彼女はいつも厨房の中にいて、目立たないけどいつも頑張って仕事をしている。
 ある日ホールに一度だけ出て来た時、俺はいつもの調子で少し男女間の湿っぽい話をしてみた。
その時彼女は顔を真っ赤にしてしまい、オロオロとなって仕事が手に付かなくなってしまった。
 ちょっと悪い事をしてしまったと思った。

 それ以降は彼女とは、カウンター席越しに厨房の彼女と話す事が多くなった。
彼女は20代後半で、今まで色んな仕事をしてみたけど、引っ込み思案の性格が災いしてあまりいい事が無かったそうだ。
 俺はそんな彼女に色んな話をして、こんな事をしてみたらどうだ?と俺なりに提案らしいことをしてみたりもした。
大抵、飲み屋の娘にそんな話をしても酔っぱらいの戯れ言として相手にされないのが普通だが、彼女は俺の言った事を忠実に試して
報告を逐一してきた。
 俺自身もそんな彼女の話をきいて、一層話に真剣味が増してきたのは仕方ないところだろう。
俺には社会的制約…嫁とかなんとかあるけれど、いい話し相手であり、お互い元気を与え合う間柄なのかも知れないと感じた。

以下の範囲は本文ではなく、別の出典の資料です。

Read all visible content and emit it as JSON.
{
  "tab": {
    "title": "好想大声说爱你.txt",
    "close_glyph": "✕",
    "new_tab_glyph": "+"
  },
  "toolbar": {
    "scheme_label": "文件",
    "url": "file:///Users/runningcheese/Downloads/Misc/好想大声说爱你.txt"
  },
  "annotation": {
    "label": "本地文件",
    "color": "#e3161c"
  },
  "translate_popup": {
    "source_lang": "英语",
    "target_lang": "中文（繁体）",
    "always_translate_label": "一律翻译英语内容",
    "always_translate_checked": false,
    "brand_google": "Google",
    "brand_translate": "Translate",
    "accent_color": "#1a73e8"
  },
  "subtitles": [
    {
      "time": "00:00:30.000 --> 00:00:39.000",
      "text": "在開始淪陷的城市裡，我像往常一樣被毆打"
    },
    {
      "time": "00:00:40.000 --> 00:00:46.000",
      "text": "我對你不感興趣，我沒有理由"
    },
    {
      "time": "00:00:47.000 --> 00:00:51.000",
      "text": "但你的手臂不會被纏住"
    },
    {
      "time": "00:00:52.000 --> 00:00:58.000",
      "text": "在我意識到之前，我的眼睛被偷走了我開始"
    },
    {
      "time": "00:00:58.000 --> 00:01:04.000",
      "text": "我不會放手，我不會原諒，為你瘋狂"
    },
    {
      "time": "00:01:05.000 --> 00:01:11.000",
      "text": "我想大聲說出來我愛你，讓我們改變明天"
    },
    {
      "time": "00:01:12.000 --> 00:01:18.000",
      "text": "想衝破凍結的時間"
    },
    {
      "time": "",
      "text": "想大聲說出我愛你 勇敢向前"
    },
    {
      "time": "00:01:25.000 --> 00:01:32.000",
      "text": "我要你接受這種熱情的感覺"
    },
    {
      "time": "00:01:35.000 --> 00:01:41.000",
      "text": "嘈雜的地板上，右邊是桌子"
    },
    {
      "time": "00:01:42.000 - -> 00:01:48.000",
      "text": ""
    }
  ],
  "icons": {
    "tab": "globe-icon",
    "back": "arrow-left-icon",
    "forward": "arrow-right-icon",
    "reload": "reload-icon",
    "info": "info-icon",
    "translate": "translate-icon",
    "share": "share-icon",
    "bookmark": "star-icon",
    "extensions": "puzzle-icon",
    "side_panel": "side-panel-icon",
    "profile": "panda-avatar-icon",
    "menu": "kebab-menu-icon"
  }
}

 そんなある日、いつもの店に行くと美絵が居なかった。
どうしたのか他のメンバーに訊いてみると、今日は体調不良で休みだという。
 俺は他の子にメアドを聞き出すと(ご贔屓なのが超バレていた)美絵にメールを打っていた。

「早く元気になって、ポニーテールを見せてくれ。ささっき~よ」

 彼女の名字は佐々木だった。

 ゴールデンナインのポニーテールがよく似合う娘だ。
俺がポニーを薦めたのはここだけの秘密だ。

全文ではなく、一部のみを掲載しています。